If there is free memory, then the operating system can find the page on disk and load it to memory directly. However, if there is no free memory, the operating system must:

  • find a page in memory that is stale or no longer needed, and write the page to disk.
  • read the requested page from disk and load it into memory.

This process, on an active system, can take a long time, particularly in comparison to reading a page that is already in memory.

See Page Faults for MMAPv1 Storage Engine for more information.

What is the difference between soft and hard page faults?
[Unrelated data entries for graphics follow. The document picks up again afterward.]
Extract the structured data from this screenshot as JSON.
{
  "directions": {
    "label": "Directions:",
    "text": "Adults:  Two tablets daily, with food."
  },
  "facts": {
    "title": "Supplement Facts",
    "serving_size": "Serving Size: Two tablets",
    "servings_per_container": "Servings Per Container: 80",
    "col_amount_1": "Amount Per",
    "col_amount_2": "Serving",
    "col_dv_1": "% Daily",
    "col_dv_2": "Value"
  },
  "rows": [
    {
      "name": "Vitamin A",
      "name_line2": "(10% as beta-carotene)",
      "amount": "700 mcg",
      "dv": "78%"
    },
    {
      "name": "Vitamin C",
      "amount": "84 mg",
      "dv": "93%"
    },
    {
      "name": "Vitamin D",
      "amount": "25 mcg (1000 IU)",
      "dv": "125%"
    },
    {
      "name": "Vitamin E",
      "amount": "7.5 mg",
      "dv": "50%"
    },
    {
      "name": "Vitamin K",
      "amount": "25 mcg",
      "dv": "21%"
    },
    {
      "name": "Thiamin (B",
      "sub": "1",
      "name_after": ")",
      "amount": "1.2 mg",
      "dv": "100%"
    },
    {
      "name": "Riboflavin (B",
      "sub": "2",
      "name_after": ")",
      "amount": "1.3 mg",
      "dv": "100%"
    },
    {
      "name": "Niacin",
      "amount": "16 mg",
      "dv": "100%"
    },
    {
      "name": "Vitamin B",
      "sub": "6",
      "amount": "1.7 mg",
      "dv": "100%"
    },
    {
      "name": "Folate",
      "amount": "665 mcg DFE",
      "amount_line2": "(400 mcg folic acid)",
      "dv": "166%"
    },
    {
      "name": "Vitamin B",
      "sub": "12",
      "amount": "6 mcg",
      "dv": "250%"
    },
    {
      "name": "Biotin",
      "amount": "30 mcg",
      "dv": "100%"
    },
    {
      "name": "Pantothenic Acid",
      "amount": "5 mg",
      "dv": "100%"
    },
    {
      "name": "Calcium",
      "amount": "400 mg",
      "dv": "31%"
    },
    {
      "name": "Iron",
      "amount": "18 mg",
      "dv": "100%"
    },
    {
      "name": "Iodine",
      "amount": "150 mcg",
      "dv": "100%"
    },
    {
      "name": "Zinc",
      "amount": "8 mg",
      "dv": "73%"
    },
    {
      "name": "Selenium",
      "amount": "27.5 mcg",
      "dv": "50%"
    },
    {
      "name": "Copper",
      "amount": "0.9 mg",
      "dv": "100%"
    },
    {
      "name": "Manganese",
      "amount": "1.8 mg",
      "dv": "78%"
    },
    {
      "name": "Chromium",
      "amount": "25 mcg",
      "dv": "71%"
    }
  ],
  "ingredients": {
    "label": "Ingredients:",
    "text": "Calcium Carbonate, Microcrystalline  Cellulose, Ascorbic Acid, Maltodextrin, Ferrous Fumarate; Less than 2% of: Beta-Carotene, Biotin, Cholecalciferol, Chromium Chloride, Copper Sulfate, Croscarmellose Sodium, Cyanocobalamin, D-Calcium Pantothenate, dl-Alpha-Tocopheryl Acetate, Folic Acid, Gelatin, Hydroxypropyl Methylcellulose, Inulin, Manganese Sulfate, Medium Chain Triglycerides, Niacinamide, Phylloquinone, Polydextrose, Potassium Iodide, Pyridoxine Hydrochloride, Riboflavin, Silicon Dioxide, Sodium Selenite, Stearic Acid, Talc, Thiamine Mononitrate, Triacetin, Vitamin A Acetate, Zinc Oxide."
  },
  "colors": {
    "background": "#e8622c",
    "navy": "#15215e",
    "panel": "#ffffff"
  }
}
Page faults occur when MongoDB, with the MMAP storage engine, needs access to data that isn’t currently in active memory. A “hard” page fault refers to situations when MongoDB must access a disk to access the data. A “soft” page fault, by contrast, merely moves memory pages from one list to another, such as from an operating system file cache.

See Page Faults for MMAPv1 Storage Engine for more information.

Data Storage Diagnostics

How can I check the size of a collection?

To view the statistics for a collection, including the data size, use the db.collection.stats() method from the mongo shell. The following example issues db.collection.stats() for the orders collection:

db.orders.stats();

MongoDB also provides the following methods to return specific sizes for the collection:

The following script prints the statistics for each database:

db._adminCommand("listDatabases").databases.forEach(function (d) {
   mdb = db.getSiblingDB(d.name);
   printjson(mdb.stats());
})

The following script prints the statistics for each collection in each database:

db._adminCommand("listDatabases").databases.forEach(function (d) {
   mdb = db.getSiblingDB(d.name);
   mdb.getCollectionNames().forEach(function(c) {
      s = mdb[c].stats();
      printjson(s);
   })
})

How can I check the size of indexes for a collection?

To view the size of the data allocated for an index, use the db.collection.stats() method and check the indexSizes field in the returned document.

How can I get information on the storage use of a database?

The db.stats() method in the mongo shell returns the current state of the “active” database. For the description of the returned fields, see dbStats Output.